By Chad Fichardt, an independent finance and technology communications specialist.
Over the last few years South African investors have seen the importance of diversifying their portfolios. Money invested on the JSE has hardly grown since the middle of 2014, but many international markets have performed very well.
This has been particularly true in the first half of 2017. While the JSE All Share Index was up just 3.37% to the end of June, the MSCI World Index climbed 10.66%.
There are however now concerns that some of the world’s large markets are looking over-valued. The S&P 500 in New York, for instance, is currently trading on a price-to-earnings ratio of nearly 26 times, which is well above its long-term average of just under 16.
This puts many local investors in a bit of a conundrum. They want to make sure that they have international exposure, but they are cautious about current market valuations.
A region that is therefore receiving growing interest is Europe. Markets in the Eurozone have under-performed for some time, but there are growing indications that this is changing.

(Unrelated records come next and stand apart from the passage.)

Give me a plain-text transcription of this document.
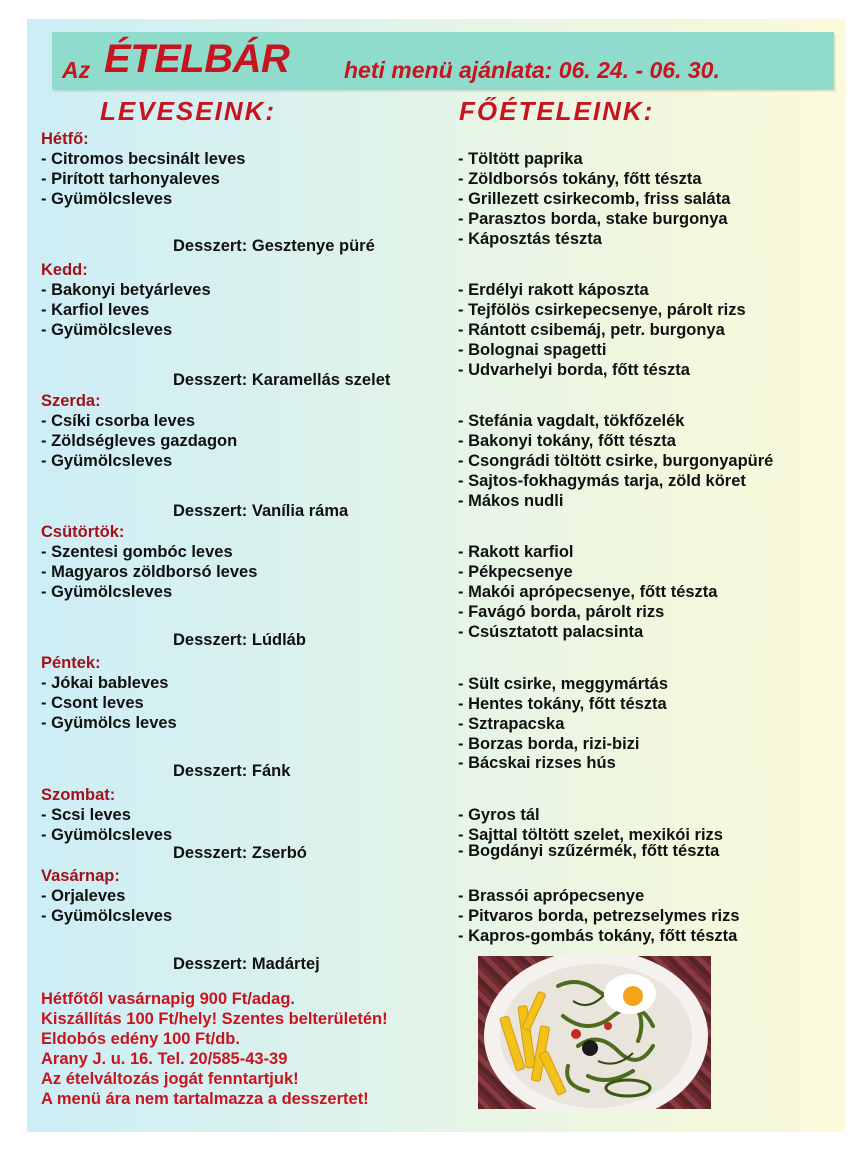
Az ÉTELBÁR heti menü ajánlata: 06. 24. - 06. 30.
LEVESEINK:	FŐÉTELEINK:
Hétfő:
- Citromos becsinált leves
- Pirított tarhonyaleves
- Gyümölcsleves
Desszert: Gesztenye püré
Kedd:
- Bakonyi betyárleves
- Karfiol leves
- Gyümölcsleves
Desszert: Karamellás szelet
Szerda:
- Csíki csorba leves
- Zöldségleves gazdagon
- Gyümölcsleves
Desszert: Vanília ráma
Csütörtök:
- Szentesi gombóc leves
- Magyaros zöldborsó leves
- Gyümölcsleves
Desszert: Lúdláb
Péntek:
- Jókai bableves
- Csont leves
- Gyümölcs leves
Desszert: Fánk
Szombat:
- Scsi leves
- Gyümölcsleves
Desszert: Zserbó
Vasárnap:
- Orjaleves
- Gyümölcsleves
Desszert: Madártej
Hétfőtől vasárnapig 900 Ft/adag.
Kiszállítás 100 Ft/hely! Szentes belterületén!
Eldobós edény 100 Ft/db.
Arany J. u. 16. Tel. 20/585-43-39
Az ételváltozás jogát fenntartjuk!
A menü ára nem tartalmazza a desszertet!
- Töltött paprika
- Zöldborsós tokány, főtt tészta
- Grillezett csirkecomb, friss saláta
- Parasztos borda, stake burgonya
- Káposztás tészta
- Erdélyi rakott káposzta
- Tejfölös csirkepecsenye, párolt rizs
- Rántott csibemáj, petr. burgonya
- Bolognai spagetti
- Udvarhelyi borda, főtt tészta
- Stefánia vagdalt, tökfőzelék
- Bakonyi tokány, főtt tészta
- Csongrádi töltött csirke, burgonyapüré
- Sajtos-fokhagymás tarja, zöld köret
- Mákos nudli
- Rakott karfiol
- Pékpecsenye
- Makói aprópecsenye, főtt tészta
- Favágó borda, párolt rizs
- Csúsztatott palacsinta
- Sült csirke, meggymártás
- Hentes tokány, főtt tészta
- Sztrapacska
- Borzas borda, rizi-bizi
- Bácskai rizses hús
- Gyros tál
- Sajttal töltött szelet, mexikói rizs
- Bogdányi szűzérmék, főtt tészta
- Brassói aprópecsenye
- Pitvaros borda, petrezselymes rizs
- Kapros-gombás tokány, főtt tészta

For the first six months of 2017 the Eurostoxx50 index was up 17.24% in dollar terms, making it one of the world’s best-performing markets. Investors are being attracted back into the region as its economic and political environment show encouraging signs of improvement.
“Europe has been in a bit of a slump for the last few years on the back of the Greek crisis and uncertainty around the future of the European Union, however we are now starting to see growth coming back into the region,” says Brian McMillan from Investec. “The result of the recent French elections has also added some stability to a Eurozone that had been facing a lot of political uncertainty.”

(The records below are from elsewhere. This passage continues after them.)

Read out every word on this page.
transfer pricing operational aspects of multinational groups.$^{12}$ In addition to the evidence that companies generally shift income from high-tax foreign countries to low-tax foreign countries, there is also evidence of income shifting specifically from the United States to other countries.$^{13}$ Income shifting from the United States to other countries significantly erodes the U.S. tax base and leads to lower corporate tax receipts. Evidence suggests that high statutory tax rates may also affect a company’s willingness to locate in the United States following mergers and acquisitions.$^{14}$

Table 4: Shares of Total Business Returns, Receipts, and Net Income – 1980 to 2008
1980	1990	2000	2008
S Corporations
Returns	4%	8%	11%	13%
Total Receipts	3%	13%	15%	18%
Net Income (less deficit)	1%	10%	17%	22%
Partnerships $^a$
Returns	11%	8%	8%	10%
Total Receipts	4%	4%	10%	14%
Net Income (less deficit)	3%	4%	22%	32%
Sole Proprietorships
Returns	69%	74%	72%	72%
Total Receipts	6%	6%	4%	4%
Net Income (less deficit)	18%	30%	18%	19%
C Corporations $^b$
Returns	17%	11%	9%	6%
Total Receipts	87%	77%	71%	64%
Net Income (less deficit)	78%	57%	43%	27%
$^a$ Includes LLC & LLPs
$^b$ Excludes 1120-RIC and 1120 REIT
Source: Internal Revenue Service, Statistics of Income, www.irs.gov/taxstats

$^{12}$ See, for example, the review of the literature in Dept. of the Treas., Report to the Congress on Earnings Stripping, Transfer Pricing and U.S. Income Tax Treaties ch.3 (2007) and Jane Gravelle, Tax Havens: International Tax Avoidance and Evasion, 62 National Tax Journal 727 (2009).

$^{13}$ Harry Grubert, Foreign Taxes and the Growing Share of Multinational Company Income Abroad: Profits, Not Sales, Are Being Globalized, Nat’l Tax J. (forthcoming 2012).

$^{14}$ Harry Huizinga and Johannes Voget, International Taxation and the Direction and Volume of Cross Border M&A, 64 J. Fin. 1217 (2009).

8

What is particularly positive for investors is that Europe is at an earlier stage of the economic cycle than the US. This means that there is stronger earnings growth potential for local businesses, many of which are showing improved profit numbers.

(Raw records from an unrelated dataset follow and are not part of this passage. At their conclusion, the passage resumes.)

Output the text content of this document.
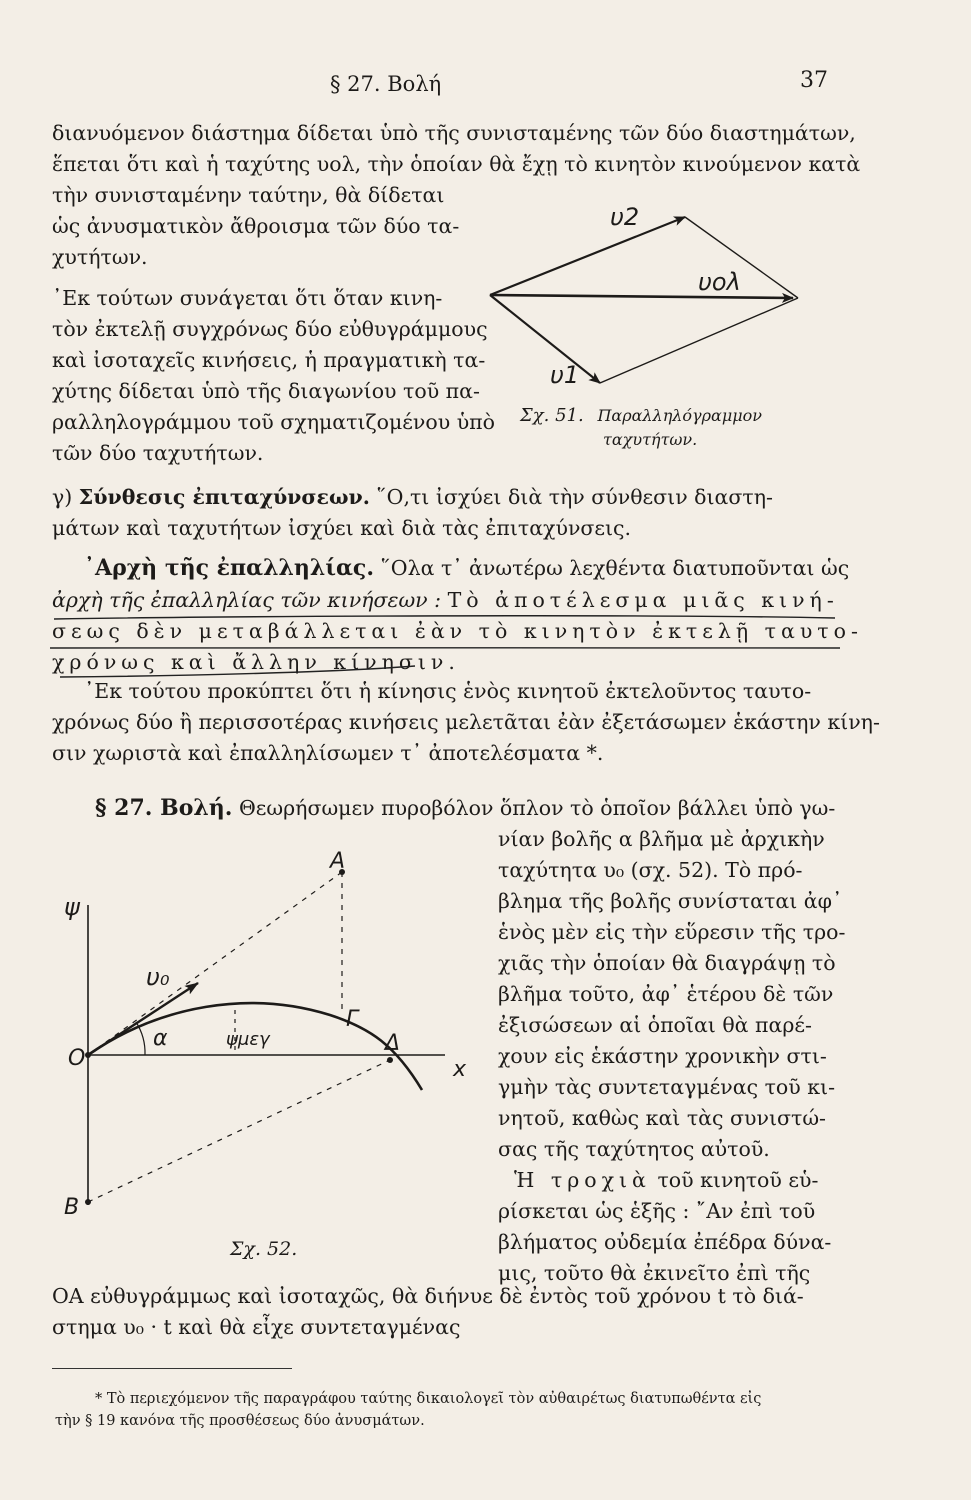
§ 27. Βολή	37
διανυόμενον διάστημα δίδεται ὑπὸ τῆς συνισταμένης τῶν δύο διαστημάτων,
ἕπεται ὅτι καὶ ἡ ταχύτης υολ, τὴν ὁποίαν θὰ ἔχῃ τὸ κινητὸν κινούμενον κατὰ
τὴν συνισταμένην ταύτην, θὰ δίδεται
ὡς ἀνυσματικὸν ἄθροισμα τῶν δύο τα-
χυτήτων.
᾿Εκ τούτων συνάγεται ὅτι ὅταν κινη-
τὸν ἐκτελῇ συγχρόνως δύο εὐθυγράμμους
καὶ ἰσοταχεῖς κινήσεις, ἡ πραγματικὴ τα-
χύτης δίδεται ὑπὸ τῆς διαγωνίου τοῦ πα-
ραλληλογράμμου τοῦ σχηματιζομένου ὑπὸ
τῶν δύο ταχυτήτων.
υ2
υολ
υ1
Σχ. 51. Παραλληλόγραμμον
ταχυτήτων.
γ) Σύνθεσις ἐπιταχύνσεων. ῞Ο,τι ἰσχύει διὰ τὴν σύνθεσιν διαστη-
μάτων καὶ ταχυτήτων ἰσχύει καὶ διὰ τὰς ἐπιταχύνσεις.
᾿Αρχὴ τῆς ἐπαλληλίας. ῞Ολα τ᾿ ἀνωτέρω λεχθέντα διατυποῦνται ὡς
ἀρχὴ τῆς ἐπαλληλίας τῶν κινήσεων : Τὸ ἀποτέλεσμα μιᾶς κινή-
σεως δὲν μεταβάλλεται ἐὰν τὸ κινητὸν ἐκτελῇ ταυτο-
χρόνως καὶ ἄλλην κίνησιν.
᾿Εκ τούτου προκύπτει ὅτι ἡ κίνησις ἑνὸς κινητοῦ ἐκτελοῦντος ταυτο-
χρόνως δύο ἢ περισσοτέρας κινήσεις μελετᾶται ἐὰν ἐξετάσωμεν ἑκάστην κίνη-
σιν χωριστὰ καὶ ἐπαλληλίσωμεν τ᾿ ἀποτελέσματα *.
§ 27. Βολή. Θεωρήσωμεν πυροβόλον ὅπλον τὸ ὁποῖον βάλλει ὑπὸ γω-
νίαν βολῆς α βλῆμα μὲ ἀρχικὴν
ταχύτητα υ₀ (σχ. 52). Τὸ πρό-
βλημα τῆς βολῆς συνίσταται ἀφ᾿
ἑνὸς μὲν εἰς τὴν εὕρεσιν τῆς τρο-
χιᾶς τὴν ὁποίαν θὰ διαγράψῃ τὸ
βλῆμα τοῦτο, ἀφ᾿ ἑτέρου δὲ τῶν
ἐξισώσεων αἱ ὁποῖαι θὰ παρέ-
χουν εἰς ἑκάστην χρονικὴν στι-
γμὴν τὰς συντεταγμένας τοῦ κι-
νητοῦ, καθὼς καὶ τὰς συνιστώ-
σας τῆς ταχύτητος αὐτοῦ.
Ἡ τροχιὰ τοῦ κινητοῦ εὑ-
ρίσκεται ὡς ἑξῆς : ῎Αν ἐπὶ τοῦ
βλήματος οὐδεμία ἐπέδρα δύνα-
μις, τοῦτο θὰ ἐκινεῖτο ἐπὶ τῆς
ψ
Α
υ₀
α
Γ
ψμεγ
O
Δ
x
B
Σχ. 52.
ΟΑ εὐθυγράμμως καὶ ἰσοταχῶς, θὰ διήνυε δὲ ἐντὸς τοῦ χρόνου t τὸ διά-
στημα υ₀ · t καὶ θὰ εἶχε συντεταγμένας
* Τὸ περιεχόμενον τῆς παραγράφου ταύτης δικαιολογεῖ τὸν αὐθαιρέτως διατυπωθέντα εἰς
τὴν § 19 κανόνα τῆς προσθέσεως δύο ἀνυσμάτων.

“The fundamental backdrop continues to support a positive stance on the European market,” Ronan Carr, a European equity strategist at Bank of America Merrill Lynch, pointed out in a recent note. “The earnings backdrop is very strong.”
As investors have generally been underweight European equities, there is also the likelihood of strong inflows into the region as these fundamentals continue to improve. This will add further support to these markets.
“A reduction in risk premia, combined with an end to the seven-year stagnation in European earnings should drive inflows into European equities,” Barclays strategists noted recently. “We envisage the coming months to resemble the previous periods of heavy inflows into European equities relative to other regions.”
For investors looking at a broad global picture, diversifying into Europe also makes sense in terms of managing the risk in their portfolios. Most global equity funds, particularly index-trackers, will have a very high exposure to the US market, and in the current environment that may need to be managed.
“The US makes up nearly 50% of world markets and it has done extremely well over the last nine years since the financial crisis,” Investec’s McMillan notes. “But a lot of people are looking at it now and saying that at the moment it probably doesn’t offer the best value. That supports the argument for wider diversification, and Europe is an obvious place to look.”
An important question for South African investors is how best to gain exposure to European equities, and particularly the Eurostoxx50 Index. This is the most recognised benchmark in the region as it is made up of Europe’s biggest companies across 11 countries, including Bayer, SAP, Siemens and LVMH.
One option is through the db X-trackers Eurostoxx50 exchange-traded fund (ETF) listed on the JSE. This provides simple, low-cost access to a rand-denominated investment that can be bought and sold as simply as a local share.
Some investors may however prefer to actually take their money offshore and invest through an international broker. This means that their investment will be made in Euros, and that they are protected against any South African-specific risks.
Low-cost ETF options include the HSBC Eurostoxx 50 ETF, which has a total expense ratio of just 0.05%, and the iShares Core Eurostoxx 50 ETF, which costs 0.10%.
For investors looking for additional risk protection and that are comfortable with a Rand denominated investment, Investec is currently accepting investments into its Wealth Accelerator Equity Structured Product, which provides 100% capital protection over a four-year period. If the Eurostoxx 50 Index grows at all over this time, even by just 1 point, investors will receive a return of 63% in rand terms, which is an annualised 13%.
“The 100% protection to a fall in the index provides protection for investors who are worried about markets being expensive,” explains McMillan. “If the US market does have a correction that will feed into other world markets, and so this product mitigates that risk. And at the same time the product offers a big kicker, even if there is only marginal growth.”
In a global environment of low growth, the ability to earn a 63% return (in rands) for a small move in the index is highly attractive.